果報を寝て待つ レオナが耳にした報告どおり、ポップは戻っていた。そしてその報告にもあったとおりポップは目の前のベッドで眠っている。規則正しい安らかな寝息も立てている。旅人の服を脱いで寝間着として用意された布の服にきっちりと着替えている。勿論、ダイは戻っていない。レオナはその場で頭を抱えたい衝動を抑える。いや、本当は諸々をひっぺがし、ベッドから叩き落として「ダイ君は?」と問い質したい。隣に控えるエイミもおそらくそうだろう。しかしレオナは深呼吸をし、エイミの持つランプを借りる。寝息をたてるポップに明かりを近づけてその様子を窺う。今夜はバンダナをつけたままで目を閉じているダイの親友。レオナより少しだけ年上のこの少年を、見たままの言動で判断してはいけないことをレオナは知っている。軽薄な口調で自分たちから離れ、たった一人で竜騎衆に遅滞戦を仕掛けた少年だ。
「ねぇ、エイミ。これをどう考えればいいと思う?泣いたあとみたいよねぇ」
レオナが指さしたのは赤味を帯びたポップの目元。確かにまるで泣いて擦ったかのような。ダイが見つからなくて諦めて泣いて帰ってきたということなのだろうか。エイミは思いついたことをそのままレオナに伝える。
「そう見えるわよね。でもダイ君が見つからなかったのなら、ポップ君のことだから心配してルーラで探し続けそうだし」
「魔法力が尽きたのではないでしょうか?」
「だったらポップ君は魔法の聖水を取りに来るわ。前にそうしたもの。どういうことかしらね?」
エイミの答えを待たずにレオナは考えを巡らせる。
おそらくポップはダイを見つけた。見つけて連れ戻していないということは、ダイを待つ、或いはダイの意思を尊重したかったということなのだろう。誰にも何も言わずに眠ったということは、何も言いたくないし何も聞くなということにもみえる。いや、そもそも本当に眠っているのか。レオナはポップの額にまかれたままのバンダナをちらりと見る。
「とりあえず叩き起こして聞くのが速そうだけど」
「起こすのですか?」
「そうねぇ、でも……」
起こしたとして「いや、知らねぇよ。帰ってくるんじゃねぇ?」とトボけた顔で言うであろうことは想像に難くない。それがたとえ道化だとわかりきっていても、レオナはポップに詰め寄ってしまうであろう自覚もある。なにせ今はレオナにも余裕がない。だからポップは何も言わずに眠ることにしたのだろうか?
レオナは小さく嘆息して頭を切り替えることにした。
「エイミ、ダイ君の捜索を縮小していただくわ。みんなにも休んでもらって、明日に備えるの」
「よいのですか?」
よい、とはレオナも言い切ることはできない。ただ、ポップが何も言わずにここにいるからには、今はこれ以上の捜索は意味がないという感覚だけはある。あるのだが、その感覚を共有できるのはおそらくあのテランでの戦いを経験した者だけだ。言葉を尽くしてもエイミには伝わり難いであろう。だからレオナは具体的な言葉を続けることにする。

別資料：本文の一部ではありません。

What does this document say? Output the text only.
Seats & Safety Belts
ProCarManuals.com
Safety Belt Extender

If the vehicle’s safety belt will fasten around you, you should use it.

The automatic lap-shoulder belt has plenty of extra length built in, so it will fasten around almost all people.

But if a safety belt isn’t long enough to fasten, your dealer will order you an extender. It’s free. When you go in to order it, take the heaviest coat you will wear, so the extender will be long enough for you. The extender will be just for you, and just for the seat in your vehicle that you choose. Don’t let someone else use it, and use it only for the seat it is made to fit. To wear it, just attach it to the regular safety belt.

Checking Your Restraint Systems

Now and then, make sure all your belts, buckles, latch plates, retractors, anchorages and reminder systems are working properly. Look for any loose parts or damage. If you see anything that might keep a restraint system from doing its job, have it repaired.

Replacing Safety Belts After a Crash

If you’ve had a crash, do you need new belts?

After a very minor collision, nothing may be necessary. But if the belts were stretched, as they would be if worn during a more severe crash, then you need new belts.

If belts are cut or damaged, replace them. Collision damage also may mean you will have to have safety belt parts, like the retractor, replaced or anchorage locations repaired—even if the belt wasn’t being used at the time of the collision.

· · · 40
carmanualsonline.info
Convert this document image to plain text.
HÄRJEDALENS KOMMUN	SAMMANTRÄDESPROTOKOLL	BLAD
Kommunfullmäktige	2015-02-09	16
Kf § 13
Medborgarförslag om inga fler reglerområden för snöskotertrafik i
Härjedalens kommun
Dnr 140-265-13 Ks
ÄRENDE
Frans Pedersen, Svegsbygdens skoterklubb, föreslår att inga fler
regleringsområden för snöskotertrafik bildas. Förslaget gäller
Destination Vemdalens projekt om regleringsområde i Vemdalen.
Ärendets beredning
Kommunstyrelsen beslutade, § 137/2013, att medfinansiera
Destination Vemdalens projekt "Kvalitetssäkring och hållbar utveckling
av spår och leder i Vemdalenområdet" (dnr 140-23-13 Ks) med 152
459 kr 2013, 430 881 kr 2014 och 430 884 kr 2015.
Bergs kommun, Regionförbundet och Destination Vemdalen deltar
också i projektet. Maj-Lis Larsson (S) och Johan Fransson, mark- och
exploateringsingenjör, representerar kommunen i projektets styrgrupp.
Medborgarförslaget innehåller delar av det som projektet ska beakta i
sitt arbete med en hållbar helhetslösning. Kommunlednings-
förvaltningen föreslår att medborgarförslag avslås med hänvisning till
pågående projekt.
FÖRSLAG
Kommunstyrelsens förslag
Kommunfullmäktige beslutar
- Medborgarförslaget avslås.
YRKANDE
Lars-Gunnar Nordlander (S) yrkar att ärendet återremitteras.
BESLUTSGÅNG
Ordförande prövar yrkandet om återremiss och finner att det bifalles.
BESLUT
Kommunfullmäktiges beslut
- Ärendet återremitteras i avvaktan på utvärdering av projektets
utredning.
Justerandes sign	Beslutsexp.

「みんなには夜中の捜索は危険だからと伝えるとして、それから今夜の哨務担当にはダイ君が戻ってきた時の手はずを伝えておく方がよさそうね。もしダイ君が戻ってきたら……その辺りはひとまずフローラさまと相談ね」
ベッドの中から聞こえてくる寝息のリズムがほんの少しだけ乱れたようにレオナは感じ取る。やはり本当にポップが眠っているのか起きているのかは不明だが、もう一言だけ付け加える。
「砦の松明はいつもよりも多く。ダイ君が戻ってきた時にわかりやすいように」
言い終えてベッドの主の様子を伺うと、寝息は規則的なままだ。最早たたき起こす気は失せているが小さな意趣返しをしたいとレオナは考える。
「さ、フローラさまのところへ行くわよ。マァムやメルルにも伝えなきゃ、ポップ君が帰ってきて何も言わずにもうすっかり眠っているって」
再び寝息がほんの少し乱れた気がするが、レオナはそのまま部屋を後にした。